Neyin ne olduğunu ve nasıl olduğunu söylemek yetmiyor artık – bir de her şeyi ispatlamak gerekiyor, en iyisi tanıklar getirip, bir takım gülünç deneyler yapıp ispatlamak.
Patrick Süskind
Koku
İslam dünyasında ebcet hesabı matematiksel bir çözümlemeyle sınırlı kalmaz Bâtınilik ve Hurûfilik gibi kavramlarla beslenerek daha tehlikeli bir hal alır. Bâtınilik dönem dönem popülerleşir ama bu geçici rüzgarlar ne İslam’a ne de bu işlerle uğraşanlara bir fayda getirmez. Keza avam da bilerek ya da bilmeyerek bu işlere ilgi duyar ve yaradılış olarak meraklıdır da. Zahir üzerine tefekküre üşenen güdük iman, kesin kanıtlar ve matematiksel veriler arar. Ve bulur da…

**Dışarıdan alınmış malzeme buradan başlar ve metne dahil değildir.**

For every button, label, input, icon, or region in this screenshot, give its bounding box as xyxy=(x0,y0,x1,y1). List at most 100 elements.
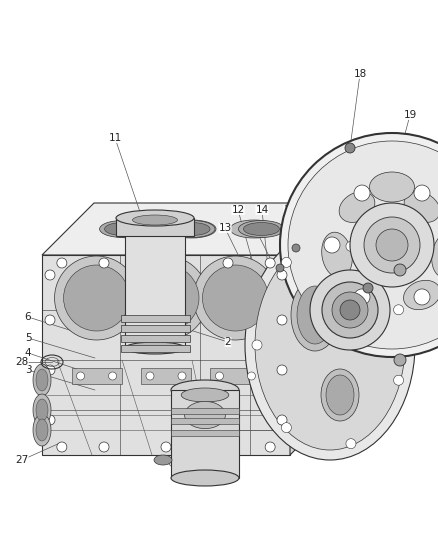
Circle shape xyxy=(350,203,434,287)
Text: 25: 25 xyxy=(304,425,317,435)
Polygon shape xyxy=(42,203,342,255)
Ellipse shape xyxy=(403,280,438,310)
Circle shape xyxy=(265,258,275,268)
Ellipse shape xyxy=(432,232,438,278)
Bar xyxy=(120,315,190,322)
Ellipse shape xyxy=(33,414,51,446)
Circle shape xyxy=(161,258,171,268)
Bar xyxy=(210,368,261,384)
Circle shape xyxy=(45,415,55,425)
Bar xyxy=(125,218,185,348)
Circle shape xyxy=(363,283,373,293)
Ellipse shape xyxy=(343,280,381,310)
Circle shape xyxy=(281,423,291,433)
Bar xyxy=(171,390,239,478)
Circle shape xyxy=(322,282,378,338)
Circle shape xyxy=(277,415,287,425)
Text: 18: 18 xyxy=(353,69,367,79)
Bar xyxy=(120,345,190,352)
Circle shape xyxy=(45,365,55,375)
Ellipse shape xyxy=(238,221,284,238)
Circle shape xyxy=(281,257,291,268)
Circle shape xyxy=(394,354,406,366)
Circle shape xyxy=(414,289,430,305)
Polygon shape xyxy=(290,203,342,455)
Bar xyxy=(171,418,239,424)
Ellipse shape xyxy=(181,388,229,402)
Circle shape xyxy=(280,133,438,357)
Circle shape xyxy=(57,258,67,268)
Circle shape xyxy=(133,265,199,331)
Circle shape xyxy=(64,265,130,331)
Text: 4: 4 xyxy=(25,348,31,358)
Circle shape xyxy=(77,372,85,380)
Circle shape xyxy=(277,270,287,280)
Circle shape xyxy=(277,365,287,375)
Ellipse shape xyxy=(348,301,362,309)
Bar xyxy=(120,325,190,332)
Circle shape xyxy=(265,442,275,452)
Circle shape xyxy=(376,229,408,261)
Circle shape xyxy=(223,258,233,268)
Ellipse shape xyxy=(105,222,141,236)
Circle shape xyxy=(288,141,438,349)
Text: 11: 11 xyxy=(108,133,122,143)
Circle shape xyxy=(364,217,420,273)
Ellipse shape xyxy=(230,220,278,238)
Ellipse shape xyxy=(297,286,333,344)
Circle shape xyxy=(45,315,55,325)
Circle shape xyxy=(394,264,406,276)
Circle shape xyxy=(146,372,154,380)
Text: 6: 6 xyxy=(25,312,31,322)
Ellipse shape xyxy=(125,342,185,354)
Circle shape xyxy=(161,442,171,452)
Text: 22: 22 xyxy=(378,308,392,318)
Text: 20: 20 xyxy=(411,285,424,295)
Circle shape xyxy=(340,300,360,320)
Circle shape xyxy=(277,315,287,325)
Circle shape xyxy=(247,372,255,380)
Circle shape xyxy=(55,256,138,340)
Text: 19: 19 xyxy=(403,110,417,120)
Circle shape xyxy=(414,185,430,201)
Text: 21: 21 xyxy=(375,290,389,300)
Circle shape xyxy=(276,264,284,272)
Circle shape xyxy=(124,256,208,340)
Circle shape xyxy=(99,258,109,268)
Circle shape xyxy=(312,237,320,245)
Text: 15: 15 xyxy=(248,223,261,233)
Text: 24: 24 xyxy=(288,390,302,400)
Bar xyxy=(171,408,239,414)
Ellipse shape xyxy=(99,221,145,238)
Text: 12: 12 xyxy=(231,205,245,215)
Bar xyxy=(141,368,191,384)
Ellipse shape xyxy=(169,221,215,238)
Ellipse shape xyxy=(184,401,226,429)
Text: 17: 17 xyxy=(295,223,309,233)
Circle shape xyxy=(346,439,356,449)
Circle shape xyxy=(178,372,186,380)
Polygon shape xyxy=(42,255,290,455)
Ellipse shape xyxy=(36,419,48,441)
Bar xyxy=(71,368,122,384)
Ellipse shape xyxy=(33,364,51,396)
Ellipse shape xyxy=(326,375,354,415)
Circle shape xyxy=(292,244,300,252)
Ellipse shape xyxy=(116,210,194,226)
Bar xyxy=(171,430,239,436)
Ellipse shape xyxy=(404,191,438,222)
Circle shape xyxy=(324,237,340,253)
Ellipse shape xyxy=(36,369,48,391)
Ellipse shape xyxy=(33,394,51,426)
Ellipse shape xyxy=(291,279,339,351)
Ellipse shape xyxy=(244,222,279,236)
Ellipse shape xyxy=(370,172,414,202)
Text: 16: 16 xyxy=(283,205,297,215)
Ellipse shape xyxy=(168,220,216,238)
Ellipse shape xyxy=(171,470,239,486)
Circle shape xyxy=(354,289,370,305)
Circle shape xyxy=(99,442,109,452)
Text: 27: 27 xyxy=(15,455,28,465)
Text: 26: 26 xyxy=(175,472,189,482)
Ellipse shape xyxy=(255,240,405,450)
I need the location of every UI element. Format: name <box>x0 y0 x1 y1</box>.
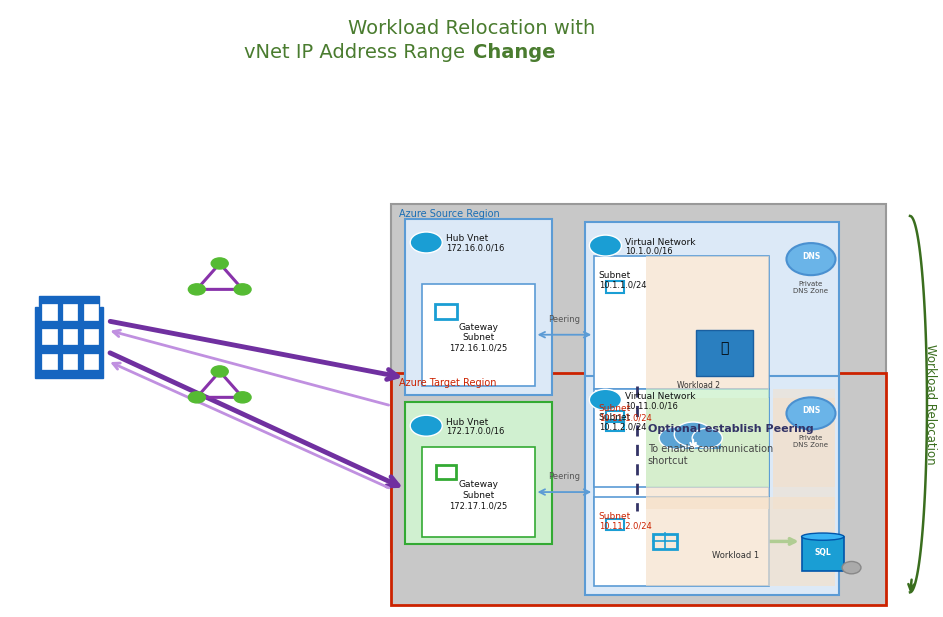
Text: Subnet: Subnet <box>599 271 631 281</box>
Text: Change: Change <box>473 43 555 62</box>
Bar <box>405 402 552 544</box>
Bar <box>84 304 98 320</box>
Bar <box>42 354 57 369</box>
Circle shape <box>410 415 442 436</box>
Bar <box>391 373 886 605</box>
Bar <box>63 304 77 320</box>
Circle shape <box>189 392 206 403</box>
Bar <box>773 398 835 509</box>
Text: Private
DNS Zone: Private DNS Zone <box>793 281 829 294</box>
Bar <box>594 497 769 586</box>
Bar <box>646 256 769 389</box>
Text: SQL: SQL <box>815 548 831 557</box>
Circle shape <box>589 235 621 256</box>
Text: Gateway: Gateway <box>458 480 498 489</box>
Text: Workload 1: Workload 1 <box>712 550 759 560</box>
Bar <box>667 434 721 449</box>
Text: Subnet: Subnet <box>462 333 494 342</box>
Text: Subnet: Subnet <box>462 491 494 500</box>
Bar <box>35 307 103 378</box>
Bar <box>594 256 769 389</box>
Text: Workload 2: Workload 2 <box>677 381 720 391</box>
Text: Optional establish Peering: Optional establish Peering <box>648 424 814 434</box>
Circle shape <box>659 427 693 449</box>
Text: Virtual Network: Virtual Network <box>625 238 696 247</box>
Text: Private
DNS Zone: Private DNS Zone <box>793 435 829 448</box>
Circle shape <box>410 232 442 253</box>
Circle shape <box>786 397 835 429</box>
Text: Peering: Peering <box>549 315 580 323</box>
Text: 172.17.1.0/25: 172.17.1.0/25 <box>449 501 507 510</box>
Text: 172.16.0.0/16: 172.16.0.0/16 <box>446 244 505 253</box>
Text: Virtual Network: Virtual Network <box>625 392 696 401</box>
Bar <box>63 329 77 344</box>
Text: Peering: Peering <box>549 472 580 481</box>
Circle shape <box>674 422 712 447</box>
Circle shape <box>786 243 835 275</box>
Text: DNS: DNS <box>802 252 820 260</box>
Text: Hub Vnet: Hub Vnet <box>446 418 488 427</box>
Bar <box>63 354 77 369</box>
Circle shape <box>589 389 621 410</box>
Bar <box>585 376 839 595</box>
Text: Hub Vnet: Hub Vnet <box>446 234 488 244</box>
Text: 10.1.1.0/24: 10.1.1.0/24 <box>599 281 646 290</box>
Text: DNS: DNS <box>802 406 820 415</box>
Circle shape <box>234 392 251 403</box>
Ellipse shape <box>802 533 844 540</box>
Bar <box>594 389 769 487</box>
Bar <box>696 330 753 376</box>
Bar <box>42 304 57 320</box>
Bar <box>422 284 535 386</box>
Text: 172.17.0.0/16: 172.17.0.0/16 <box>446 427 505 436</box>
Bar <box>422 447 535 537</box>
Bar <box>84 354 98 369</box>
Text: Workload Relocation with: Workload Relocation with <box>348 19 595 38</box>
Text: To enable communication
shortcut: To enable communication shortcut <box>648 444 773 466</box>
Bar <box>84 329 98 344</box>
Bar <box>585 222 839 521</box>
Bar <box>646 398 769 509</box>
Bar <box>405 219 552 395</box>
Text: 🐧: 🐧 <box>720 342 728 355</box>
Circle shape <box>211 366 228 377</box>
Bar <box>39 296 99 306</box>
Text: Azure Source Region: Azure Source Region <box>399 209 500 218</box>
Text: Subnet: Subnet <box>599 512 631 521</box>
Text: 10.1.2.0/24: 10.1.2.0/24 <box>599 423 646 432</box>
Text: 10.11.0.0/16: 10.11.0.0/16 <box>625 401 678 410</box>
Text: Workload Relocation: Workload Relocation <box>924 344 937 465</box>
Text: Azure Target Region: Azure Target Region <box>399 378 496 388</box>
Bar <box>594 398 769 509</box>
Bar <box>646 497 835 586</box>
Circle shape <box>692 428 722 448</box>
Text: 10.11.1.0/24: 10.11.1.0/24 <box>599 413 652 423</box>
Bar <box>391 204 886 552</box>
Text: 10.11.2.0/24: 10.11.2.0/24 <box>599 521 652 531</box>
Text: vNet IP Address Range: vNet IP Address Range <box>244 43 472 62</box>
Bar <box>802 537 844 571</box>
Circle shape <box>234 284 251 295</box>
Circle shape <box>211 258 228 269</box>
Bar <box>42 329 57 344</box>
Text: Gateway: Gateway <box>458 323 498 332</box>
Text: Subnet: Subnet <box>599 404 631 413</box>
Text: 10.1.0.0/16: 10.1.0.0/16 <box>625 247 673 256</box>
Circle shape <box>842 561 861 574</box>
Bar <box>773 389 835 487</box>
Circle shape <box>189 284 206 295</box>
Text: Subnet: Subnet <box>599 413 631 423</box>
Bar <box>646 389 769 487</box>
Text: 172.16.1.0/25: 172.16.1.0/25 <box>449 344 507 353</box>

Son günlerde üzerinde fırtınalı tartışmalar kopartılan “Kur’an’ın Şifreleri” adlı eser ve müessiri Ömer Çelakıl bu duruma verilebilecek en güncel örnektir. Ömer beyin çalışmalarını baştan aşağıya karalayamayız. İçinde muhakkak, hakikat payı olan veriler mevcuttur ama bunun kime, nasıl bir faydası olur? Kıyametin ne zaman kopacağını soran sahabesine yüce peygamberin verdiği cevap ne kadar mükemmeldir. Peygamber bu kişiye bu gibi şeylerle uğraşmamasını sadece o güne hazırlıklı olmasını salık verir. İslam edebi, adabı bunu gerektirirken bu tip çalışmaları (her ne kadar iyi niyetli olsalar da) hoş görmek mümkün değildir. Ömer kardeşimizin son derece iyi niyetli olduğu, tavırlarından, mimiklerinden hatta pejmürde halinden anlaşılıyor. Fakat niyet ne kadar iyi olsa da yapılan eylem İslam kimyasına ters düşüyor. Çünkü Müslüman zahire iman edendir.
Kendileri, biraz da Emine Şenlikoğlu hanımefendiden destek alarak, bu tip çalışmaları Said-i Nursi’nin de yaptığını söyleyerek eylemini haklı çıkarmaya çalıştı. Yakın zamanda kendilerini Said-i Nursi’nin talebeleri farz eden gruptan bir gencin ebcet hesabıyla sayısal loto tutturmaya çalışırken akli dengesini yitirdiğini biliyorum.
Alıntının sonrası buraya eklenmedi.